Ve cümlesinin efdali, Cebrâîl, Mikâîl, İsrâfîl, Azrâîl “aleyhimüsselâm”dır. Bu dördü cümle meleklerin Peygamberleridir. Ve onların her birisini, Allahü azîm-üş-şân, bir hizmete koymuşdur. Kıyâmete kadar, başka bir hizmete nevbet gelmez.

VE KÜTÜBİHİ: Dahî, Allahü azîm-üş-şânın kitâblarına inandım, îmân eyledim.

Allahü azîm-üş-şânın kitâbları vardır. Kur’ân-ı kerîmde bildirilen, yüzdört kitâbdır. Yüzü küçük kitâbdır. Bunlara (suhuf) denir. Ve dördü büyük kitâbdır. Tevrât, hazret-i Mûsâ “aleyhisselâm”a, Zebûr, hazret-i Dâvüd “aleyhisselâm”a, İncîl, hazret-i Îsâ “aleyhisselâm”a, Kur’ân-ı kerîm, bizim Peygamberimiz Muhammed “aleyhisselâm”a nâzil olmuşdur. Bugün yehûdîlerin ve

-180-

hıristiyanların okudukları (Tevrât) ve (İncîl) hakkında (Cevâb Veremedi) kitâbımızda geniş bilgi vardır.

Yüz suhufdan, on suhufu, hazret-i Âdem “aleyhisselâm”a, elli suhufu, Şit “aleyhisselâm”a, otuz suhufu, İdrîs “aleyhisselâm”a, on suhufu, İbrâhîm “aleyhisselâm”a inmişdir. Bunların cümlesini, Cebrâîl “aleyhisselâm” indirmişdir. Cümlesinden sonra, Kur’ân-ı azîm-üş-şân nâzil olmuşdur. Kur’ân-ı azîm-üş-şânın nüzûlü -az az, âyet âyet- yirmiüç senede temâm olmuşdur. Ve hükmü, kıyâmete değin bâkîdir.

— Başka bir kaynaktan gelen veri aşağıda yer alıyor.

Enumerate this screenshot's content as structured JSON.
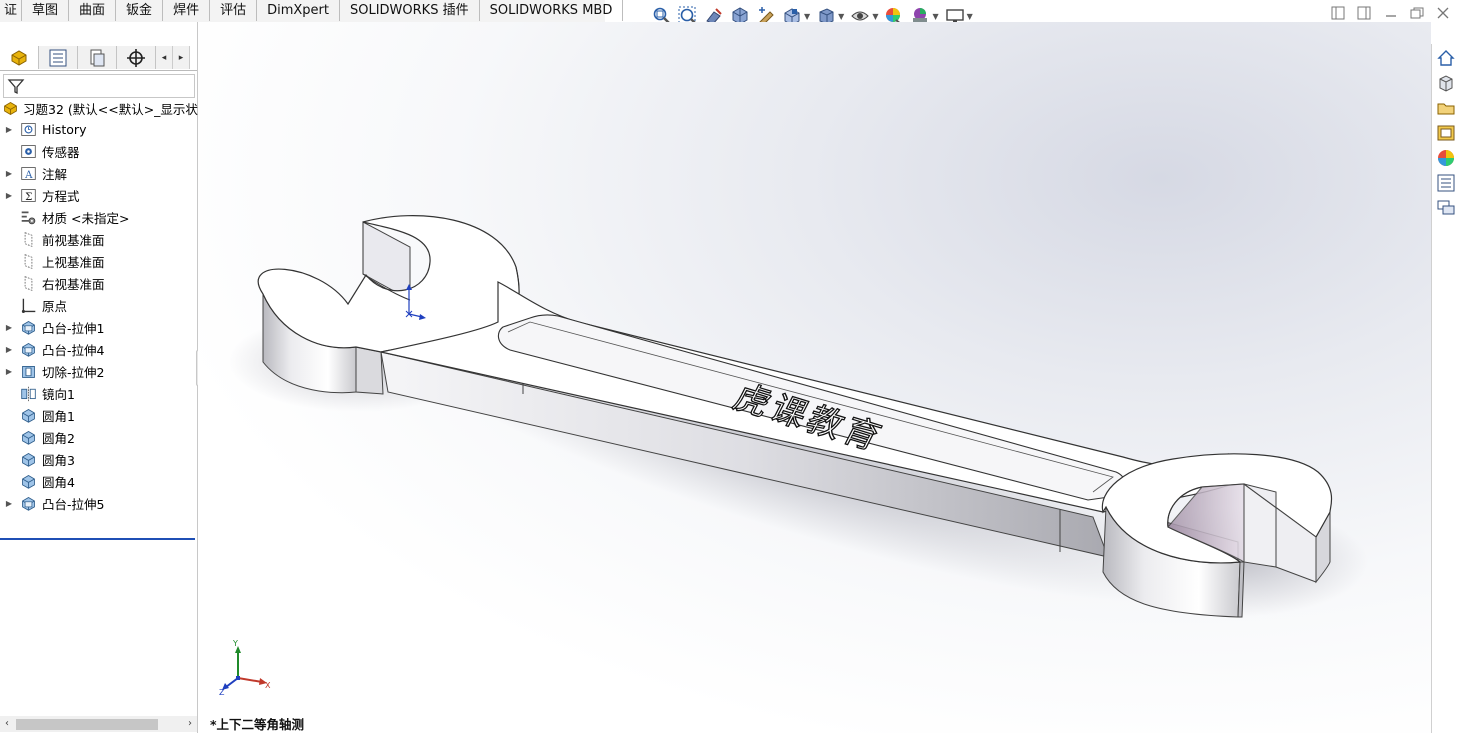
{
  "command_tabs": [
    "证",
    "草图",
    "曲面",
    "钣金",
    "焊件",
    "评估",
    "DimXpert",
    "SOLIDWORKS 插件",
    "SOLIDWORKS MBD"
  ],
  "hud_icons": [
    "zoom-to-fit-icon",
    "zoom-to-area-icon",
    "previous-view-icon",
    "section-view-icon",
    "dynamic-annotation-icon",
    "view-orientation-icon",
    "display-style-icon",
    "hide-show-items-icon",
    "edit-appearance-icon",
    "apply-scene-icon",
    "view-settings-icon"
  ],
  "feature_tree": {
    "root_label": "习题32 (默认<<默认>_显示状态",
    "items": [
      {
        "label": "History",
        "icon": "history-icon",
        "expandable": true
      },
      {
        "label": "传感器",
        "icon": "sensor-icon",
        "expandable": false
      },
      {
        "label": "注解",
        "icon": "annotation-icon",
        "expandable": true
      },
      {
        "label": "方程式",
        "icon": "equation-icon",
        "expandable": true
      },
      {
        "label": "材质 <未指定>",
        "icon": "material-icon",
        "expandable": false
      },
      {
        "label": "前视基准面",
        "icon": "plane-icon",
        "expandable": false
      },
      {
        "label": "上视基准面",
        "icon": "plane-icon",
        "expandable": false
      },
      {
        "label": "右视基准面",
        "icon": "plane-icon",
        "expandable": false
      },
      {
        "label": "原点",
        "icon": "origin-icon",
        "expandable": false
      },
      {
        "label": "凸台-拉伸1",
        "icon": "boss-extrude-icon",
        "expandable": true
      },
      {
        "label": "凸台-拉伸4",
        "icon": "boss-extrude-icon",
        "expandable": true
      },
      {
        "label": "切除-拉伸2",
        "icon": "cut-extrude-icon",
        "expandable": true
      },
      {
        "label": "镜向1",
        "icon": "mirror-icon",
        "expandable": false
      },
      {
        "label": "圆角1",
        "icon": "fillet-icon",
        "expandable": false
      },
      {
        "label": "圆角2",
        "icon": "fillet-icon",
        "expandable": false
      },
      {
        "label": "圆角3",
        "icon": "fillet-icon",
        "expandable": false
      },
      {
        "label": "圆角4",
        "icon": "fillet-icon",
        "expandable": false
      },
      {
        "label": "凸台-拉伸5",
        "icon": "boss-extrude-icon",
        "expandable": true
      }
    ]
  },
  "viewport": {
    "engraved_text": "虎课教育",
    "view_label": "*上下二等角轴测",
    "triad": {
      "x": "X",
      "y": "Y",
      "z": "Z"
    }
  },
  "taskpane_icons": [
    "home-icon",
    "design-library-icon",
    "file-explorer-icon",
    "view-palette-icon",
    "appearances-icon",
    "custom-properties-icon",
    "forum-icon"
  ],
  "colors": {
    "accent": "#1f4fb5",
    "part_yellow": "#e8b30c"
  }
}
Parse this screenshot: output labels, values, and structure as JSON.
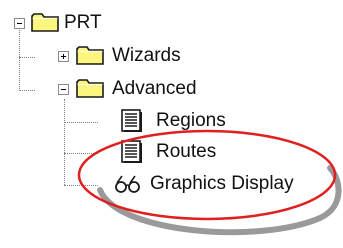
{
  "tree": {
    "root": {
      "label": "PRT",
      "icon": "folder-icon",
      "expanded": true
    },
    "children": [
      {
        "label": "Wizards",
        "icon": "folder-icon",
        "expanded": false
      },
      {
        "label": "Advanced",
        "icon": "folder-icon",
        "expanded": true,
        "children": [
          {
            "label": "Regions",
            "icon": "document-icon"
          },
          {
            "label": "Routes",
            "icon": "document-icon"
          },
          {
            "label": "Graphics Display",
            "icon": "glasses-icon"
          }
        ]
      }
    ]
  },
  "colors": {
    "folder": "#fcf57e",
    "folder_outline": "#1a1a1a",
    "highlight_ring": "#e02020",
    "shadow_ring": "#9a9a9a",
    "tree_lines": "#808080"
  }
}
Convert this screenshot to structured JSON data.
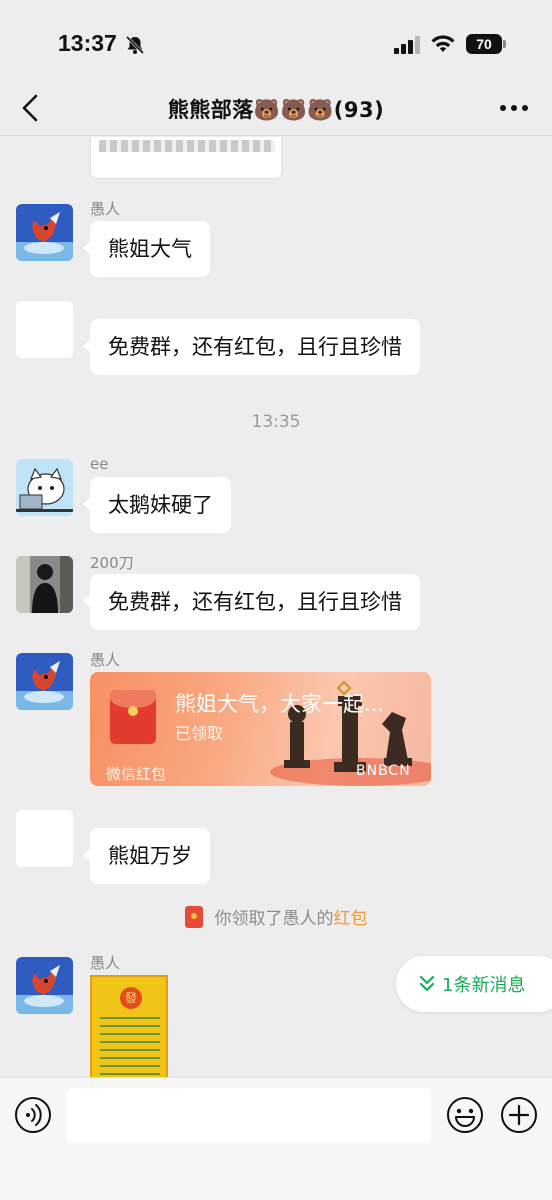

Nesh olmakdan [geçersiz olmakdan] ve tebdîl ile tahrîfden [insanların değişdirmelerinden] mahfûzdur.

VE RÜSÜLİHİ: Dahî ben, Allahü azîm-üş-şânın Peygamberlerine “aleyhimüssalevâtü vetteslîmât” îmân eyledim.

Allahü teâlânın Peygamberleri “aleyhimüssalevâtü vetteslîmât” vardır. Peygamberlerin hepsi insandır. Evveli Âdem “aleyhisselâm” ve âhırı, bizim Peygamberimiz hazret-i Muhammed Mustafâ “sallallahü teâlâ aleyhi ve sellem”dir. Bu ikisinin arasında, çok Peygamber “aleyhimüssalevâtü vetteslîmât” gelmiş ve geçmişdir. Onların sayısını Allahü azîm-üş-şân bilir.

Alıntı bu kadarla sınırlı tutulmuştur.